__sync_* builtins

classic Classic list List threaded Threaded
4 messages Options
Reply | Threaded
Open this post in threaded view
|

__sync_* builtins

David Chisnall via cfe-dev
Hello,

I've run into some trouble with the implementation of the __sync_* builtins (for example, __sync_fetch_and_add). I can see possible solutions -- please would someone help me to choose between them?

First, the expected behaviour. The __sync_* builtins are overloaded for various access sizes, so that I can __sync_fetch_and_add a byte, word etc. If the compiler is able to handle the builtin for the target then it generates some appropriate code. If it is not able do this (for example, for armv6m) then it replaces the builtin with a call to a function named for the builtin and the access size, e.g. __sync_fetch_and_add on a char* becomes a call to __sync_fetch_and_add_1.

Second, the problem. The way that the overloaded-ness of the builtins is implemented is that clang substitutes for the original builtin, a builtin named for builtin & access size -- so builtin __sync_fetch_and_add on a char* becomes builtin __sync_fetch_and_add_1. If llvm cannot handle this for the target then it replaces the builtin with an identically-named function call. So far so good. But, we cannot compile any C implementation of this builtin using clang as clang will object that we are redefining the builtin with the same name as the function call.

A few solutions:

1) I see that, for iOS targets where the builtin is not supported, the function call is prefixed with an extra underscore. This should avoid the naming collision. I haven't found where the magic happens, but I wonder whether this is an iOS-specific workaround for this problem that could be generalized. Of course, it may just be a happy coincidence.

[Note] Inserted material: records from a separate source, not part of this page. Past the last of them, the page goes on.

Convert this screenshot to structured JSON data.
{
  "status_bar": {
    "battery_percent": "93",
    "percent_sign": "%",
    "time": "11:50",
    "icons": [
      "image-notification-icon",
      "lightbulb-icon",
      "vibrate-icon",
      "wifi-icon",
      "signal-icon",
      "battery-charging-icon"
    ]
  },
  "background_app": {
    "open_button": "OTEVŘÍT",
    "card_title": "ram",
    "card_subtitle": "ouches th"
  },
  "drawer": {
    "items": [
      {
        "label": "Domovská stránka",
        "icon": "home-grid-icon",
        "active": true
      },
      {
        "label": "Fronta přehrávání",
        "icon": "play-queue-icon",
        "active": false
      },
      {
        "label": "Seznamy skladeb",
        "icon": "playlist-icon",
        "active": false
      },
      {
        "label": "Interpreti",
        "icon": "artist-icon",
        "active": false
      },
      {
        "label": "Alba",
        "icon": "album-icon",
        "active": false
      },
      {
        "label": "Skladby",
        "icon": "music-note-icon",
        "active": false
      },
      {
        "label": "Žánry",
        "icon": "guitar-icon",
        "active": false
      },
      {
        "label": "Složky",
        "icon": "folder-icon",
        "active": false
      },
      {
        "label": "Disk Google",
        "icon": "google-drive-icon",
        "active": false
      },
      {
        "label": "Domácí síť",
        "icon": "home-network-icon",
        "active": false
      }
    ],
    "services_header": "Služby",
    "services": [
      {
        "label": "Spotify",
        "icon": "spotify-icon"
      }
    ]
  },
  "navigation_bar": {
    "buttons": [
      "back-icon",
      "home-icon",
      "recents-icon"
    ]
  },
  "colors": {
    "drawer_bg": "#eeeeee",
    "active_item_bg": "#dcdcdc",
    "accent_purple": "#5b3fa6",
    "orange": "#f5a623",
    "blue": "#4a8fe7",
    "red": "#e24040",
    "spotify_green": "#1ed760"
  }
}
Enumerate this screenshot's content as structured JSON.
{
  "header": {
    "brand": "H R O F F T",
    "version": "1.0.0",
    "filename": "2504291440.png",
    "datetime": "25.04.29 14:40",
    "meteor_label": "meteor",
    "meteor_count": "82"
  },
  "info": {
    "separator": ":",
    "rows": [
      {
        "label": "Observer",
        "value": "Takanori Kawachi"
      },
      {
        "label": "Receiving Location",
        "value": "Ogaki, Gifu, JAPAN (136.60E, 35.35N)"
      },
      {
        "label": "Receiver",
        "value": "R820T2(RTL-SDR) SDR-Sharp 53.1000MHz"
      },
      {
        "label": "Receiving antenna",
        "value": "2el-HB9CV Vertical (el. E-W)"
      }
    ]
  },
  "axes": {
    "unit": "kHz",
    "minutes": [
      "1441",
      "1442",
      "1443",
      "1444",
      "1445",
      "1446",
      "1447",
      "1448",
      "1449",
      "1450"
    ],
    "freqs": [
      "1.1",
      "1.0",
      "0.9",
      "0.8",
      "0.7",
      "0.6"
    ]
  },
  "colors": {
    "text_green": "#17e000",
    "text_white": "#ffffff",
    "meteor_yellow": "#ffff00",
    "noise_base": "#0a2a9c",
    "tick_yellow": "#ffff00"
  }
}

2) Rename the size-specific builtins in include/clang/Basic/Builtins.def so that, for example, __sync_fetch_and_add_1 becomes __internal__sync_fetch_and_add_1. This works for me so far. The only downside I can see is that any end-user code that uses the existing size-specific builtins will break -- but I could argue that the size-specific builtins are not a public interface.

3) Add 'f' to the attributes of the size-specific builtins so that -fno-builtins works on them. But I think we would be lying: the attribute means 'this is a libc/libm function', but we might have a function implementation of the builtins in libc, or somewhere else, or not at all. I don't like this solution.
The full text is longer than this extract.